What has been the performance of gold recently as an investment? In the last five years, gold has increased 200% in value while the sensex has dropped 6 percent. While this need not always be the case, and one needs to take a longer term view, it is true that gold is at the very least guaranteed to protect your money against inflation. And against debasement of the currency which is a real risk nowadays with all governments indulging in a race to the bottom, by printing more notes.
Real estate and gold are the two things one can physically control, without other people determining their fate. By gold in this context, I mean gold held physically by you in your own hands. What is to prevent governments from commandeering all gold and giving you currency notes in return under the excuse of a real war or an imagined crisis? I am not wishing to sound alarmist here, but historically that has happened. Of the two, gold is more easily 'hideable' and transportable than real estate, thus making it ideal for holding against extreme eventualities.

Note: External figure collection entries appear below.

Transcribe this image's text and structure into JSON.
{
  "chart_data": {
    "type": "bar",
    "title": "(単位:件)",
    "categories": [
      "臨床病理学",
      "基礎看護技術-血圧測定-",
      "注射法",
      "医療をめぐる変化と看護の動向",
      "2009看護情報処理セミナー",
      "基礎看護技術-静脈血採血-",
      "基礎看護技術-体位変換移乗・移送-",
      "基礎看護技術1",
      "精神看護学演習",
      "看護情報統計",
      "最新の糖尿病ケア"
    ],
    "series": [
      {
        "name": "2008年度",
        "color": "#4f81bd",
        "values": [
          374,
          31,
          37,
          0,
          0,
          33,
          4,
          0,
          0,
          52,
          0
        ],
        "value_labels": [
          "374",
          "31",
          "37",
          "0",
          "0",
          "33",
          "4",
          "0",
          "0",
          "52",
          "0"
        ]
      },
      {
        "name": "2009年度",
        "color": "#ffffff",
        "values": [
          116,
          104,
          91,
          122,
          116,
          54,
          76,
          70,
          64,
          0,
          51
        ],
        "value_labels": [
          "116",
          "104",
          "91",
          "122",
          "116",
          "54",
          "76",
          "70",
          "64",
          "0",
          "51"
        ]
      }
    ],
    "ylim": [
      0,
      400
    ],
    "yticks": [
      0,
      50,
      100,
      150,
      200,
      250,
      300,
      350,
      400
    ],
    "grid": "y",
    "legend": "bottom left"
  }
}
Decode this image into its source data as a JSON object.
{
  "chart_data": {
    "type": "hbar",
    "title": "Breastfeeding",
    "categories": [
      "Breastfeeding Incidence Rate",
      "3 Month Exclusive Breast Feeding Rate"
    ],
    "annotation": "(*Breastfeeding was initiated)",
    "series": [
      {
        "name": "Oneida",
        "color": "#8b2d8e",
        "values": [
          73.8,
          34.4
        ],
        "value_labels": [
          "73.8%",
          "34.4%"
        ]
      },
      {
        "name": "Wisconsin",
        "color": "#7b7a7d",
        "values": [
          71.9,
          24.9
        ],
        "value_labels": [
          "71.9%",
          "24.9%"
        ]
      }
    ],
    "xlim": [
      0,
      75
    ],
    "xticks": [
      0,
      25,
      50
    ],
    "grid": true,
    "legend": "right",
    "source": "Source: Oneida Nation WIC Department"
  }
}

As to 'gold linked derivative' products, I have no faith in them. The total outstandings of such products out there in the market are far more than the actual quantity of gold available. Also, financial instruments, whatever the underlying may be, and whoever the guarantor may be, are prone to default or expropriation.
It is good to continue holding gold for a certain proportion of your net worth. Gold in physical form. In your own custody. Not as a financial instrument. But then, if you are an Indian, I don't have to belabor that point. You understand that instinctively, don't you?